Aveva la mania di bloccare il computer tutte le volte che si allontanava dalla postazione, così lo fece. Una veloce combinazione di tasti ed era schizzato in piedi. All'inizio nessuno dei due fumava né beveva caffè. Poi, per concedersi delle pause erano passati dal bicchiere d'acqua del boccione in corridoio, al caffè americano in tazza grande, alla sigaretta sul balconcino, infine al caffè più bicchiere d'acqua più sigaretta lunga sul balconcino. Ultimamente avevano aggiunto una nuova insolita attività alla loro pausa, che dai tempi di Eduardo De Filippo non era così in voga.

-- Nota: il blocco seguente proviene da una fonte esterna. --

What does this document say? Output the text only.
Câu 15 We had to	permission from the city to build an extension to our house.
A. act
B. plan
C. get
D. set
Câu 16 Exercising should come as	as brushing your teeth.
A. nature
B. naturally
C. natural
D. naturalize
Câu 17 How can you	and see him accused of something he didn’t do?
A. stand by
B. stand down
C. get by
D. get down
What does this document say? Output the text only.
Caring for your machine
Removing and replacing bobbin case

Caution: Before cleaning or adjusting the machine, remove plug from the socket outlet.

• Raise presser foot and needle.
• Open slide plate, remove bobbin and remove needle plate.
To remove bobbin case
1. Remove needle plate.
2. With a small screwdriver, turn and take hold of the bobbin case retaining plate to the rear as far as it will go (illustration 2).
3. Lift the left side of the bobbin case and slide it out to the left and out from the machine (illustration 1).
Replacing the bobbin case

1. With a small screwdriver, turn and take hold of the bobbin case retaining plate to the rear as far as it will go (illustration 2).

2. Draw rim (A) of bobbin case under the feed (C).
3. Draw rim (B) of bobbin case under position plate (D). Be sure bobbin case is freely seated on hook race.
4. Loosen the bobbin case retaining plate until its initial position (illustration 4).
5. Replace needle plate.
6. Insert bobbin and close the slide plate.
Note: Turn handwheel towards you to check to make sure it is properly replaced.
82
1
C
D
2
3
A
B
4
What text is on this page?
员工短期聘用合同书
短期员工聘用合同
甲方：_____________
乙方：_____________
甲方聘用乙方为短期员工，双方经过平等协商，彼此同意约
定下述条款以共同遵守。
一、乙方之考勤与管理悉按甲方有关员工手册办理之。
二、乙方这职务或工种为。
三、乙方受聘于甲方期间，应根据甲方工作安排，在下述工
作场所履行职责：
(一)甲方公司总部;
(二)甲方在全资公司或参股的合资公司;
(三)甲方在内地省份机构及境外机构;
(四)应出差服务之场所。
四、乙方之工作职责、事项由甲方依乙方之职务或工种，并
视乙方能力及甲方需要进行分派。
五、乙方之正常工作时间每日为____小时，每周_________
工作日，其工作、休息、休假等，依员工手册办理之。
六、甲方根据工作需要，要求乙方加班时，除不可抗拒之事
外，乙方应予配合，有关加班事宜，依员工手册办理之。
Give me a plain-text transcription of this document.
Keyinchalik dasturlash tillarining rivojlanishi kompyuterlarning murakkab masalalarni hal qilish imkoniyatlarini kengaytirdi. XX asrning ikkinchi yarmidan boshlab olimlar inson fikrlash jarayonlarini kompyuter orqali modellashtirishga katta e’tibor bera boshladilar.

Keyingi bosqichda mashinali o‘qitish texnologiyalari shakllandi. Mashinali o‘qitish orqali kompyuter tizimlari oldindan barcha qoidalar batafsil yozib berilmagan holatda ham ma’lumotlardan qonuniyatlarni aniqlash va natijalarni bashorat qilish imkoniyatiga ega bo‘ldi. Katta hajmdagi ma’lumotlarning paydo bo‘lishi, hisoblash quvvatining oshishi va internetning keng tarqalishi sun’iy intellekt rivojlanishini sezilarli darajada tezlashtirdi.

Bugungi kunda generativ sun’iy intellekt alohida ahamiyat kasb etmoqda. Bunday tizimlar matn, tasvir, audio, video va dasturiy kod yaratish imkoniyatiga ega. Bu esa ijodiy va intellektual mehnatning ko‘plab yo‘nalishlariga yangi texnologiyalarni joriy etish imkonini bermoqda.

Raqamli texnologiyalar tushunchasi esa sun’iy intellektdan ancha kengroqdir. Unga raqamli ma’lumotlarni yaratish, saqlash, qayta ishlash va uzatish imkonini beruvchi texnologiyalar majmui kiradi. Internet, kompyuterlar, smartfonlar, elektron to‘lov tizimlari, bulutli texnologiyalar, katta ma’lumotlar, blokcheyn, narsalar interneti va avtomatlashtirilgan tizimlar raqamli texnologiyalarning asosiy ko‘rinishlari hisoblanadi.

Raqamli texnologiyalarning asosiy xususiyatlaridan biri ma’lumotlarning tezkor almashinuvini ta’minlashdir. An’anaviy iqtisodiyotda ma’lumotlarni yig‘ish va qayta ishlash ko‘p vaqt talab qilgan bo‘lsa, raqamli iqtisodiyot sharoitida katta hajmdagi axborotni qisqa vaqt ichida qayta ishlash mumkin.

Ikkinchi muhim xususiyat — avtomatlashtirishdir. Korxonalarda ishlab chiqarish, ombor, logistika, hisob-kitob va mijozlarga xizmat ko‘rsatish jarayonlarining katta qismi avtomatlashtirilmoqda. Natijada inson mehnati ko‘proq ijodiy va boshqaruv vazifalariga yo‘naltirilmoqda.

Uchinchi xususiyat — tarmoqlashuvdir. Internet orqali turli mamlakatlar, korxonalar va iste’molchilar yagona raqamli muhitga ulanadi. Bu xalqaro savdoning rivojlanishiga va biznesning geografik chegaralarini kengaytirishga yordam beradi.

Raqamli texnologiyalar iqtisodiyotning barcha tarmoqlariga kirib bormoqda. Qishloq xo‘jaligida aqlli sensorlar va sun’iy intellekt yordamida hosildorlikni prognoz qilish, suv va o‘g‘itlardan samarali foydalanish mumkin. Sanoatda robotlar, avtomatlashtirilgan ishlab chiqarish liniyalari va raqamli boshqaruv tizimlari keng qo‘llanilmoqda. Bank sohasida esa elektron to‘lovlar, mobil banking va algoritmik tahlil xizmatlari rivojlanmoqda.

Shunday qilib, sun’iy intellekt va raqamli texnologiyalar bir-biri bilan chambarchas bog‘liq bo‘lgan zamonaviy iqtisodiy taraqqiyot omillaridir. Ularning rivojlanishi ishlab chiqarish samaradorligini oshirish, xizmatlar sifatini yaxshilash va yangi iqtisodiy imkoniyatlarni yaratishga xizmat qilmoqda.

“Ci divertiamo un po'?” disse Piero che lentamente si muoveva in direzione della brocca di caffè

“Prima o poi ci scopriranno...” disse sottovoce Walter, dimenticando che nessuno li capiva quando parlavano italiano. Aggiunse: “Al diavolo! Facciamolo.”

Si misero sul balconcino ed iniziarono a scrutare le persone che spegnevano le sigarette e si apprestavano ad entrare. Scelsero quello che più aveva la stupidità stampata sul volto, occhialoni da secchione e sorriso finto, di circostanza. Walter girò la testa verso Piero ed annuì. Piero a quel punto fece come a prendere la rincorsa con la lingua, che piazzò velocemente in mezzo alle labbra. Soffiò forte ed emise il classico suono che tanto ricorda una flatulenza. Accompagnò la pernacchia con il gesto delle corna. Il cinese, stupito, si fermò e si girò verso i due, visibilmente divertiti.

Walter usò il suo inglese incespicante per spiegare che, in Italia, quel gesto è utilizzato per augurare il buon proseguimento della giornata e dell'attività lavorativa. Aspirò forte dalla sigaretta con fare sicuro, come a dimostrare la verità delle sue parole.

Il cinese a quel punto rispose imitando il gesto, inaspettatamente molto bene, asciugandosi poi il filo di bava che gli era colato dalla bocca.

Disse, mostrando il badge spillato alla camicia, riportante il nome “Yan Di Girolamo”:

“Oh, gli italiani si fanno riconoscere proprio dappertutto!”